In the predawn darkness at about 5 a.m. Friday, the Stewartville high school wrestling team and their coaches were boarding a bus in the school’s parking lot, preparing to head to an out-of-town wrestling meet. Suddenly, people on the bus heard a gun shot. And then another.

According to the Olmsted County sheriff, one student wrestler had been shot as he walked across the parking lot. The alleged shooter, 19-year old Logan Moyer, who had just graduated last year and had been on this same wrestling team, then shot himself and died.

As of Sunday night, the student who was shot remained in critical but stable condition at Mayo Clinic Hospital, Saint Marys Campus in Rochester. 

Goetsch says he competed on the wrestling team himself. He says his hometown is now full of grief and confusion, but he said he's also heartened by seeing the community unite.

"I know a lot of people have been opening up doors, coming together — churches, local groups and everything,” Goetsch said. “There's been a lot of support.
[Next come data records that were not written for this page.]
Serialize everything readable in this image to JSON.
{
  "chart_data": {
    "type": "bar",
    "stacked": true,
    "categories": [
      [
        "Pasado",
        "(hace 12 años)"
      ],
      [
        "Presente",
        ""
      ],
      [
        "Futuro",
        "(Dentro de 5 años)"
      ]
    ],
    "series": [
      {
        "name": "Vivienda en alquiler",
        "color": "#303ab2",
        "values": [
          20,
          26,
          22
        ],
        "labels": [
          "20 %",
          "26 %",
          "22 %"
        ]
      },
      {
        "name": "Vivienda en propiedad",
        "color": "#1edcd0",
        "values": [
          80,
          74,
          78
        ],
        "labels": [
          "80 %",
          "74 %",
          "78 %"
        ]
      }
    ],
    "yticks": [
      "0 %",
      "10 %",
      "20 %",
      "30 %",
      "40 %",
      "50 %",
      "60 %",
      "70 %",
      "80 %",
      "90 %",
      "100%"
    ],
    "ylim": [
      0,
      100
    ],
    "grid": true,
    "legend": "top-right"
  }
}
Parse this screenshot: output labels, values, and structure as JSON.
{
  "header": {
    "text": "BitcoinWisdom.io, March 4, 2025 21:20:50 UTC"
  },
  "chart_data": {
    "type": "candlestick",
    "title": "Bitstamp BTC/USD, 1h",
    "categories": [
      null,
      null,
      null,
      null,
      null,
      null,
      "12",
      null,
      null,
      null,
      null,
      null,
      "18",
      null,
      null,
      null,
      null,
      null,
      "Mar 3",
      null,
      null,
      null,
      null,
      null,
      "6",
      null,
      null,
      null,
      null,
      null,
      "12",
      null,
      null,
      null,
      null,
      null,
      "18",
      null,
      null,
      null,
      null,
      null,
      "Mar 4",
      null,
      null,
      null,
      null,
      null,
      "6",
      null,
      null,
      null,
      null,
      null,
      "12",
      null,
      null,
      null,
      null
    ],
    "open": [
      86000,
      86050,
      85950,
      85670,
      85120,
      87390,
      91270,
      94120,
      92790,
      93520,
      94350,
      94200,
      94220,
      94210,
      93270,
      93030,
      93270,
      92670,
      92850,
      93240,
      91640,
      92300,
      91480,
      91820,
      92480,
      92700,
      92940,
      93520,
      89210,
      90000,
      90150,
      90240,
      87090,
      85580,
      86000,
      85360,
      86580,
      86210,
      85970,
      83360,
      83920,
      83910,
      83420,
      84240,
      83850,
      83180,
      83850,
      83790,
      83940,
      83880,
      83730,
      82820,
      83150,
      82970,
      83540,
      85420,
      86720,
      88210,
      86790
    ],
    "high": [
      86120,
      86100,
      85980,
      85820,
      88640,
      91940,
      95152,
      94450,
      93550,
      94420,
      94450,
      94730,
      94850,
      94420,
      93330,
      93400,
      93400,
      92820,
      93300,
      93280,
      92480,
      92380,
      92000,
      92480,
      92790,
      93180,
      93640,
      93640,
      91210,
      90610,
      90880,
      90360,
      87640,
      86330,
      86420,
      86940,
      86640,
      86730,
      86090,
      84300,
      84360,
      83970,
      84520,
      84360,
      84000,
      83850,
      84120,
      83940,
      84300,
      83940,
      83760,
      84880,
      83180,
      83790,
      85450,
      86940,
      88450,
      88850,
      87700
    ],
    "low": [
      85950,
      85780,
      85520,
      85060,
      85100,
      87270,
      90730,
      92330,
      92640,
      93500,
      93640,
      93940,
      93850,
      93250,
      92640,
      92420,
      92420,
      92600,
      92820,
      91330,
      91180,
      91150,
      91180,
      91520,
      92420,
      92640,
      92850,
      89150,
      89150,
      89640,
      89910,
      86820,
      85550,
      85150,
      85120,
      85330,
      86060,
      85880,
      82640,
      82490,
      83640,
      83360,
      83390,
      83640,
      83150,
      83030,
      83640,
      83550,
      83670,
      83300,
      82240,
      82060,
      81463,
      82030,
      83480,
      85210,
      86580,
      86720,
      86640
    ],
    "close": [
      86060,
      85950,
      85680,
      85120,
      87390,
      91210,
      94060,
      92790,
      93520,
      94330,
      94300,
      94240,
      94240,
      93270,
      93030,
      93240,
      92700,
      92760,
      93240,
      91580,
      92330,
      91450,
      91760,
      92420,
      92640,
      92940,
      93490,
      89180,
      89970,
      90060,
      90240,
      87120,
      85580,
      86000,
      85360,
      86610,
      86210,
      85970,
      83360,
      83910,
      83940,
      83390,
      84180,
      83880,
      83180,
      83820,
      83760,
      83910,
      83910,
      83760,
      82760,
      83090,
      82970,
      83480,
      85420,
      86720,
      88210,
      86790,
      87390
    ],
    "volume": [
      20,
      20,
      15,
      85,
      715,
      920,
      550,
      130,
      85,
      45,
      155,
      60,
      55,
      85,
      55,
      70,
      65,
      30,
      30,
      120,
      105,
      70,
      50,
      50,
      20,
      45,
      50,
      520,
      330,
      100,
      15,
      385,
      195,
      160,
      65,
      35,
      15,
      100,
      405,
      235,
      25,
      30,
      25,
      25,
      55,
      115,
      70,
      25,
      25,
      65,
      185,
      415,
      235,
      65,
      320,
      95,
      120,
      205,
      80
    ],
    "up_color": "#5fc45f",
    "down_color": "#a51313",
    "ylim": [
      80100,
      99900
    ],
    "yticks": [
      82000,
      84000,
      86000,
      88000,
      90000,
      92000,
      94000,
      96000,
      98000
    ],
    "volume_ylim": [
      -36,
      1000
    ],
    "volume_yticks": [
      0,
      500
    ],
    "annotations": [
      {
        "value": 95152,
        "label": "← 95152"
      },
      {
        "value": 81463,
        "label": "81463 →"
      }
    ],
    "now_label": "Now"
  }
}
There's been a lot of things going on, I guess, around the community. So that's good to see.”

As classes resumed Monday, Stewartville schools superintendent Belinda Selfors says the district will be supporting and counseling anyone who is grieving and trying to process what happened.

A woman speaks at a podium in front of a banner with "Stewartville Tigers" iconography.
Stewartville Schools Superintendent Belinda Selfors addresses the media at a news conference Monday.
Molly Castle Work | MPR News

“We are committed to ensuring that our schools are places of care, understanding and stability,” Selfors said at a news conference Monday morning. “We will focus on providing space, flexibility and support for students and staff and to address any concerns that they may have. We are also coordinating efforts to support families who have been directly impacted by this tragedy and whose hearts have been broken, ensuring that they receive compassion, resources and ongoing care.”

All across town, people appear to be doing just that for one another. Eric Hjelter, 67, lives in Rochester but he works part time in Stewartville. As he sat in his car at a local gas station, he told MPR News that when he heard the news, he immediately checked in on his neighbor.

"He's 13, he goes to Stewartville schools and right away we contacted his mother, because we know that he's a little bit of an anxious kid; and hoping that he was okay and everything was fine," Hjelter said, adding that the grief here is all around.

"It's just total sadness,” he said. “I mean, it had to come to this, you know, there's no reason for it."

The investigation into the shooting is ongoing. Olmsted County Sheriff Kevin Torgerson would not say if the shooter, Moyer, knew the boy he allegedly shot, how they were connected or even if they may have wrestled together.

Torgerson says it doesn't appear to be a random shooting, but says he can’t yet and may never be able to offer a reason or explanation for the shooting.

"The biggest question people have is why. We don't know why, and we may not ever know why."

sign outside school
Stewartville High School in Stewartville, Minn., on Monday.
Molly Castle Work | MPR News

Torgerson cautions that rumors and speculation often do more harm than good, and he says that it may take a lot of time for investigators to dissect the incident and figure out exactly what happened.

“But again, the why. We may not ever be able to release some of that information,” Sheriff Torgerson said. “Obviously, we are dealing with the juvenile here as the victim here, and we have to respect that as a juvenile, there's some information about that we are not going to release.”

“We have two families (hurting) here that are part of our community,” added Torgerson, “and we have to find a way to help and support them. And sometimes putting additional information out there doesn't help at all in what they're dealing with, so we have to honor and respect that too.”